I have an Excel-reader, where I put the results in sparks dataframes. I have problems with parsing the timestamps.
I have timestamps as strings like Wed Dec 08 10:49:59 CET 2021
. I was using spark-sql version 2.4.5
and everything worked fine until I recently updated to version 3.1.2
.
Please find some minimal code below.
import org.apache.spark.sql.SparkSession
import org.apache.spark.sql.functions.{col, to_timestamp}
val ts: String = "Wed Dec 08 20:49:59 CET 2021"

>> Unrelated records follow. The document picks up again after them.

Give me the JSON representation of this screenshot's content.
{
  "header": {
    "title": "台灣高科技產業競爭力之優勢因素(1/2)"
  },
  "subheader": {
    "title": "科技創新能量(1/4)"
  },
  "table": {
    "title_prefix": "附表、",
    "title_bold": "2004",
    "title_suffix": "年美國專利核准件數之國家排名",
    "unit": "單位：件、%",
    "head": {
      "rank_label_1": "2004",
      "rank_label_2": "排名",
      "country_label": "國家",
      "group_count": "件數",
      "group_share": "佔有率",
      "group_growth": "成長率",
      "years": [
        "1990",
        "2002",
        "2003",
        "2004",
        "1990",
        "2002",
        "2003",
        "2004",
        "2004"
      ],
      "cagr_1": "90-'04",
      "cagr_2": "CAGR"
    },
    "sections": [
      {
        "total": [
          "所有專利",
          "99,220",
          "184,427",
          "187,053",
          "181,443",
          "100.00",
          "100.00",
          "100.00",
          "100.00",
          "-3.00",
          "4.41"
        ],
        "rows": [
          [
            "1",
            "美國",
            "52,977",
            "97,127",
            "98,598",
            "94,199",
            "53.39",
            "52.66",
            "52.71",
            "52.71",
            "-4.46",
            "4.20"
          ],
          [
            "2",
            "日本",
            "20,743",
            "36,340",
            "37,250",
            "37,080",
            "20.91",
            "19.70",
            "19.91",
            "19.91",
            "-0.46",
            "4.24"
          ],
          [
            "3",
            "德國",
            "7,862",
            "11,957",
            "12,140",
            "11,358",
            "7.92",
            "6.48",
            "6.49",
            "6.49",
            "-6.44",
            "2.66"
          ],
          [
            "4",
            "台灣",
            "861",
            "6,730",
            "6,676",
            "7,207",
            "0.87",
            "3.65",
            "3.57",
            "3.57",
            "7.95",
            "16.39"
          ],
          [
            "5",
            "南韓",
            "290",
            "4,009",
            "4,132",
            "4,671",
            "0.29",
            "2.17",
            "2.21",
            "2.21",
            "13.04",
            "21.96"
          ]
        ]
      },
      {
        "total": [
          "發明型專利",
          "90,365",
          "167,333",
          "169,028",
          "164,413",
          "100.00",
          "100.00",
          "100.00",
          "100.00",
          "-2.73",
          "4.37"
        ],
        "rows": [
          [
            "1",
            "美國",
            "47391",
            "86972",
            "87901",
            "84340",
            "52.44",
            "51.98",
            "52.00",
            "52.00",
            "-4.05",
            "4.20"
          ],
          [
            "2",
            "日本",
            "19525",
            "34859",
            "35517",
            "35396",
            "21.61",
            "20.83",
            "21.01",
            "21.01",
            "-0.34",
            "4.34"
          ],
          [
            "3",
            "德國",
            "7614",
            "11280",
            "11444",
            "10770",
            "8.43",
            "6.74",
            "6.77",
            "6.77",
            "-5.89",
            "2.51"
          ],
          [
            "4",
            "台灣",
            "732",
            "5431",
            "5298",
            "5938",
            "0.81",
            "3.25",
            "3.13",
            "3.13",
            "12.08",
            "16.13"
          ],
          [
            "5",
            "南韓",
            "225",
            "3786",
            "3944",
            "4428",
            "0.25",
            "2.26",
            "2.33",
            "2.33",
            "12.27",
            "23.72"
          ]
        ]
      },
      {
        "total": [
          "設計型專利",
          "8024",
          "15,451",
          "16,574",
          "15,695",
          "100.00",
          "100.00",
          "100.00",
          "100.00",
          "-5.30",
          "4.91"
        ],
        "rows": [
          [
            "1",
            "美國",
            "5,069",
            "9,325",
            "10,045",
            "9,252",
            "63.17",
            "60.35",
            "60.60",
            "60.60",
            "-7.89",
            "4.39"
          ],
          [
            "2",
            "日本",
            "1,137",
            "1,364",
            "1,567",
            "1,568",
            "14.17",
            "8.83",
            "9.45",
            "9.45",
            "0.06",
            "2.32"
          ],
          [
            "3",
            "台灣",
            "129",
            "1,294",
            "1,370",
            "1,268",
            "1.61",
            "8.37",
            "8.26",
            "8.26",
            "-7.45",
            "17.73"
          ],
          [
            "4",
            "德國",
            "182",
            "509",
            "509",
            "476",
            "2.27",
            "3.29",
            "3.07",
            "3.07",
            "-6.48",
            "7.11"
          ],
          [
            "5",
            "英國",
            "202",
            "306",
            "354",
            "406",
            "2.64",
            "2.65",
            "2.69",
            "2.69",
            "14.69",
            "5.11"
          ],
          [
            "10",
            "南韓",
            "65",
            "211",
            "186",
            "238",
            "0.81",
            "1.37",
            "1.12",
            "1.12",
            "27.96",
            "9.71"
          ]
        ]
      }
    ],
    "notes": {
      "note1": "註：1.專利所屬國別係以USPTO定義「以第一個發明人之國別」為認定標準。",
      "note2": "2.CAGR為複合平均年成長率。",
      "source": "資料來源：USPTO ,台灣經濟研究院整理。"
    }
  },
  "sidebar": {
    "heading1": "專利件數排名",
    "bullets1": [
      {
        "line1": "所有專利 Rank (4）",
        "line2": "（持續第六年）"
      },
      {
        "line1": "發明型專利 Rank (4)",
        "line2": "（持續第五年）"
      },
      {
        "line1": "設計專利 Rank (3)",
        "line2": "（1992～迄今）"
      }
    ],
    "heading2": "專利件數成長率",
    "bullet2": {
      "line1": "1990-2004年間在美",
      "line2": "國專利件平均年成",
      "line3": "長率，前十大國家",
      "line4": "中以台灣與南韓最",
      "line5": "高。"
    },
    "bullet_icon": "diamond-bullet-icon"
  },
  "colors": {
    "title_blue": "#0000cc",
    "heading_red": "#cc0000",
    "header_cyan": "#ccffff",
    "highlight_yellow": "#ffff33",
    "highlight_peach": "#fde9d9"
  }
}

val oldfmt: String = "E MMM dd HH:mm:ss z yyyy"
val ttdf = Seq(ts)
.toDF("theTimestampColumn")
.withColumn("parsedTime", to_timestamp(col("theTimestampColumn"), fmt = oldfmt))
ttdf.show()
Running this code with spark version 2.4.5
works like expected and produces the following output:
+--------------------+-------------------+
| theTimestampColumn| parsedTime|
+--------------------+-------------------+
|Wed Dec 08 20:49:...|2021-12-08 20:49:59|
+--------------------+-------------------+
Now, executing the same code, just with spark version 3.1.2
, results in the following error:
Exception in thread "main" org.apache.spark.SparkUpgradeException:
You may get a different result due to the upgrading of Spark 3.0:
Fail to recognize 'E MMM dd HH:mm:ss z yyyy' pattern in the DateTimeFormatter.
1) You can set spark.sql.legacy.timeParserPolicy to LEGACY to restore the behavior before Spark 3.0.
2) You can form a valid datetime pattern with the guide from https://spark.apache.org/docs/latest/sql-ref-datetime-pattern.html
(clickable link: https://spark.apache.org/docs/latest/sql-ref-datetime-pattern.html)
This website doesn't help me further. I don't find any mistakes in my formatstring.
The symbol E
represents the day-of-week
as text like Tue; Tuesday
.
The symbol M
represents the month-of-year
like 7; 07; Jul; July
. The symbols H,m,s,y
are hours, minutes, seconds or years, respectively. The symbol z
denotes the time-zone name
like Pacific Standard Time; PST
.
Do I miss something obvious here?
Any help will be really appreciated. Thank you in advance.